BNR, which also regulates the insurance sector, suspended issuing new licences on grounds it was strengthening the financial stability and soundness of the sector.

Director-General Financial Stability Directorate at BNR Peace Masozera Uwase said the insurance receivables which have remained high were negatively impacting the solvency levels of insurance companies.

“Private insurance companies have been registering poor performance (operational losses) in the past mainly driven by price undercutting, which results in low levels of premiums recorded, as well as high claims ratios and management expenses,” said Ms Uwase.

Firms in the red

Latest data from BNR show private insurers recorded a net loss of Rwf4.4 billion ($5.3 million) in 2016 compared with Rwf2.7 billion ($3.2 million) in 2015.

The private insurers’ claims ration has remained above the 60 per cent minimal levels set by the central bank. As of December 2016, the claims averaged 67 per cent.

The companies’ expenses are above the minimal 30 per cent. By December 2016 the ratio had reached 60 per cent, reducing shareholders earnings.

The return on capital dropped from -3 per cent in the third quarter to 3.3 per cent in the fourth quarter of 2016. The minimum set by central bank is 4 per cent.

Return on equity by December was recorded at negative 19.4 per cent. The minimal industrial average required by the central bank is 16 per cent.

A number of unnamed-struggling private insurers have just injected Rwf6.7 billion ($8 million) fresh capital into their operations, increasing private players’ assets by 16 per cent (Rwf134 billion) in December 2016.

In order to recoup their investment, market players say they needed protection from competition.

“I presume the regulator has analysed the size of the market and thought it right that current players have to grow proportionally with the size of business and the economy,” said Esdra Nkundumukiza commercial director Soras general insurance.

The insurers are required to have 100 per cent solvency margin, however combined the 13 private insurance companies average 78 per cent.  With low solvency margins, the assets the insurance companies hold do not adequately fund liabilities.

Mr Nkundumukiza suggests the regulator should now enforce the minimal price for motor vehicle insurance, where price undercutting is threatening to bring down the industry.

While the private insurers’ assets remain small, Rwanda Social Security Board (RSSB) and Military Medical Insurance (MMI) have a strong asset base driven by the growing profits.

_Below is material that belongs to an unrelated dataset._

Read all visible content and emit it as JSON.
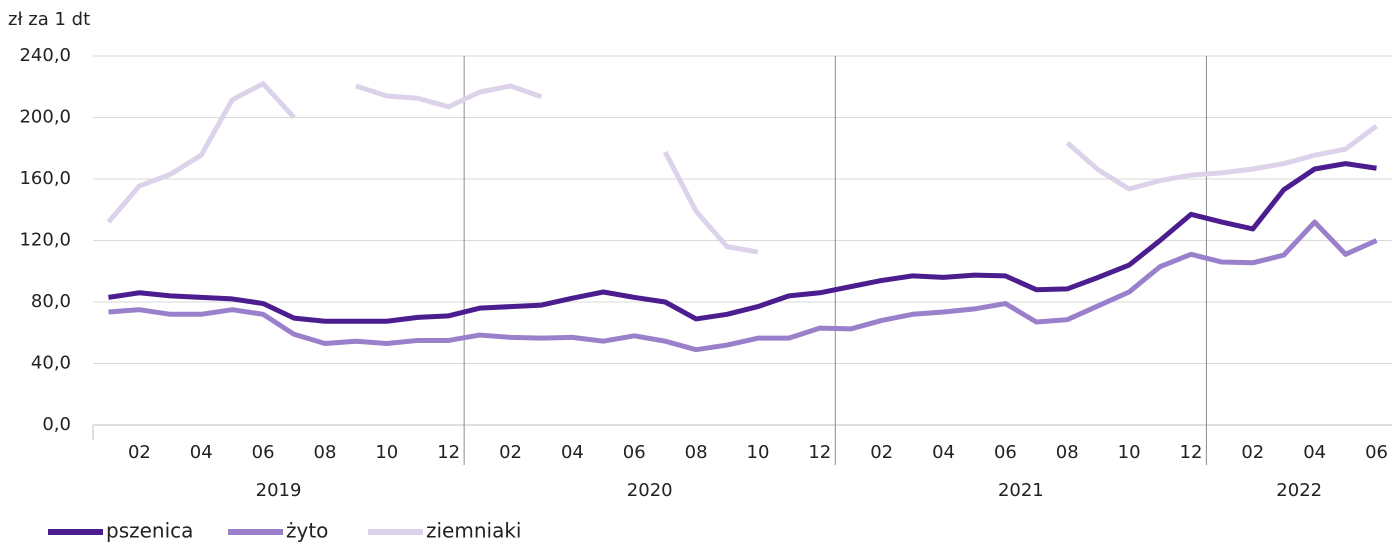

Combined MMI and RSSB recorded Rw29 billion ($3.5 billion) in profits as at December 2016.

The profitability of the two public insurance services providers helped the sector register 24.6 billion ($29.8), a slight increase from Rwf24.3 billion ($29.4 million) recorded in December 2015.

The Rwanda insurance sector, like many in the region, is also bogged down by fraud and reduced premiums.

However, BNR is optimistic the directive on how to conduct insurance business in the second half of 2016 that bars insurers from selling insurance products on credit and prohibiting the companies to undercut prices is set to reposition the insurance industry on a strong footing.